The British Pound may correct lower after another status-quo rate decision from the Bank of England. The Aussie Dollar rose on upbeat jobs data overnight.

Talking Points:

  • British Pound May Correct Lower After a Status-Quo BOE Rate Decision    

  • Aussie Dollar Jumps on Jobs But Chinese Export Slump Tempers Advance    

  • Japanese Yen Outperforms on Haven Demand as Nikkei 225 Trades Lower

A monetary policy announcement from the Bank of England headlines the economic calendar in European hours. On the whole, UK data outcomes have been broadly stable relative to consensus forecasts since the March sit-down. Meanwhile, leading PMI data suggests manufacturing- and service-sector growth accelerated at the slowest pace since June 2013. Furthermore, the latest set of CPI figures put the headline year-on-year inflation rate at just 1.7 percent, the lowest since October 2009.
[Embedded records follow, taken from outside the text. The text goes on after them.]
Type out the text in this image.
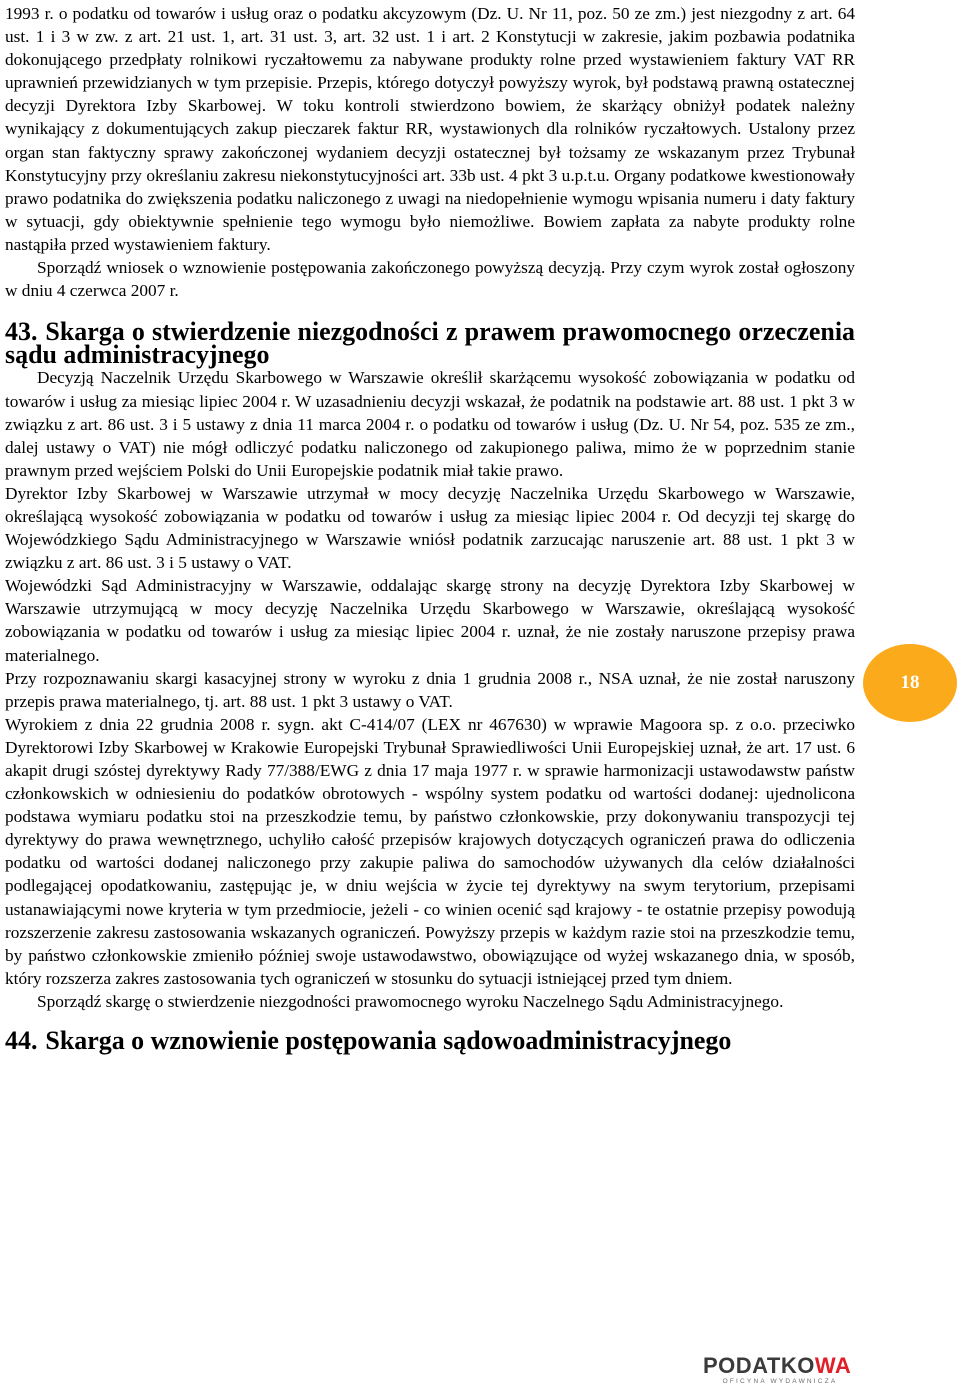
1993 r. o podatku od towarów i usług oraz o podatku akcyzowym (Dz. U. Nr 11, poz. 50 ze zm.) jest niezgodny z art. 64 ust. 1 i 3 w zw. z art. 21 ust. 1, art. 31 ust. 3, art. 32 ust. 1 i art. 2 Konstytucji w zakresie, jakim pozbawia podatnika dokonującego przedpłaty rolnikowi ryczałtowemu za nabywane produkty rolne przed wystawieniem faktury VAT RR uprawnień przewidzianych w tym przepisie. Przepis, którego dotyczył powyższy wyrok, był podstawą prawną ostatecznej decyzji Dyrektora Izby Skarbowej. W toku kontroli stwierdzono bowiem, że skarżący obniżył podatek należny wynikający z dokumentujących zakup pieczarek faktur RR, wystawionych dla rolników ryczałtowych. Ustalony przez organ stan faktyczny sprawy zakończonej wydaniem decyzji ostatecznej był tożsamy ze wskazanym przez Trybunał Konstytucyjny przy określaniu zakresu niekonstytucyjności art. 33b ust. 4 pkt 3 u.p.t.u. Organy podatkowe kwestionowały prawo podatnika do zwiększenia podatku naliczonego z uwagi na niedopełnienie wymogu wpisania numeru i daty faktury w sytuacji, gdy obiektywnie spełnienie tego wymogu było niemożliwe. Bowiem zapłata za nabyte produkty rolne nastąpiła przed wystawieniem faktury.

Sporządź wniosek o wznowienie postępowania zakończonego powyższą decyzją. Przy czym wyrok został ogłoszony w dniu 4 czerwca 2007 r.

43. Skarga o stwierdzenie niezgodności z prawem prawomocnego orzeczenia sądu administracyjnego

Decyzją Naczelnik Urzędu Skarbowego w Warszawie określił skarżącemu wysokość zobowiązania w podatku od towarów i usług za miesiąc lipiec 2004 r. W uzasadnieniu decyzji wskazał, że podatnik na podstawie art. 88 ust. 1 pkt 3 w związku z art. 86 ust. 3 i 5 ustawy z dnia 11 marca 2004 r. o podatku od towarów i usług (Dz. U. Nr 54, poz. 535 ze zm., dalej ustawy o VAT) nie mógł odliczyć podatku naliczonego od zakupionego paliwa, mimo że w poprzednim stanie prawnym przed wejściem Polski do Unii Europejskie podatnik miał takie prawo.

Dyrektor Izby Skarbowej w Warszawie utrzymał w mocy decyzję Naczelnika Urzędu Skarbowego w Warszawie, określającą wysokość zobowiązania w podatku od towarów i usług za miesiąc lipiec 2004 r. Od decyzji tej skargę do Wojewódzkiego Sądu Administracyjnego w Warszawie wniósł podatnik zarzucając naruszenie art. 88 ust. 1 pkt 3 w związku z art. 86 ust. 3 i 5 ustawy o VAT.

Wojewódzki Sąd Administracyjny w Warszawie, oddalając skargę strony na decyzję Dyrektora Izby Skarbowej w Warszawie utrzymującą w mocy decyzję Naczelnika Urzędu Skarbowego w Warszawie, określającą wysokość zobowiązania w podatku od towarów i usług za miesiąc lipiec 2004 r. uznał, że nie zostały naruszone przepisy prawa materialnego.

Przy rozpoznawaniu skargi kasacyjnej strony w wyroku z dnia 1 grudnia 2008 r., NSA uznał, że nie został naruszony przepis prawa materialnego, tj. art. 88 ust. 1 pkt 3 ustawy o VAT.

Wyrokiem z dnia 22 grudnia 2008 r. sygn. akt C-414/07 (LEX nr 467630) w wprawie Magoora sp. z o.o. przeciwko Dyrektorowi Izby Skarbowej w Krakowie Europejski Trybunał Sprawiedliwości Unii Europejskiej uznał, że art. 17 ust. 6 akapit drugi szóstej dyrektywy Rady 77/388/EWG z dnia 17 maja 1977 r. w sprawie harmonizacji ustawodawstw państw członkowskich w odniesieniu do podatków obrotowych - wspólny system podatku od wartości dodanej: ujednolicona podstawa wymiaru podatku stoi na przeszkodzie temu, by państwo członkowskie, przy dokonywaniu transpozycji tej dyrektywy do prawa wewnętrznego, uchyliło całość przepisów krajowych dotyczących ograniczeń prawa do odliczenia podatku od wartości dodanej naliczonego przy zakupie paliwa do samochodów używanych dla celów działalności podlegającej opodatkowaniu, zastępując je, w dniu wejścia w życie tej dyrektywy na swym terytorium, przepisami ustanawiającymi nowe kryteria w tym przedmiocie, jeżeli - co winien ocenić sąd krajowy - te ostatnie przepisy powodują rozszerzenie zakresu zastosowania wskazanych ograniczeń. Powyższy przepis w każdym razie stoi na przeszkodzie temu, by państwo członkowskie zmieniło później swoje ustawodawstwo, obowiązujące od wyżej wskazanego dnia, w sposób, który rozszerza zakres zastosowania tych ograniczeń w stosunku do sytuacji istniejącej przed tym dniem.

Sporządź skargę o stwierdzenie niezgodności prawomocnego wyroku Naczelnego Sądu Administracyjnego.

44. Skarga o wznowienie postępowania sądowoadministracyjnego
18
PODATKOWA
OFICYNA WYDAWNICZA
Taken together, this suggests Governor Mark Carney and company are unlikely to back away from the central bank’s accommodative policy setting, leaving things unchanged for the time being. While a status quo outcome is generally expected, the absence of hawkish cues in the context of three consecutive days of British Pound gains may prompt a degree of profit-taking, sending the UK unit lower in the near term.

The Japanese Yen outperformed in overnight trade as the Nikkei 225 stock index traded lower, boosting demand for the regional safe-haven currency. The Australian Dollar likewise advanced after the March Employment data showed the economy added 18.1k jobs, topping forecasts calling for a meager 2.5k increase. The Aussie’s gains were tempered by a disappointing set of Chinese Trade Balance figures however. The report revealed an unexpected 6.6 percent year-on-year drop in exports, an outcome that fell far short of the 4.8 percent increase penciled in by economists ahead of the release.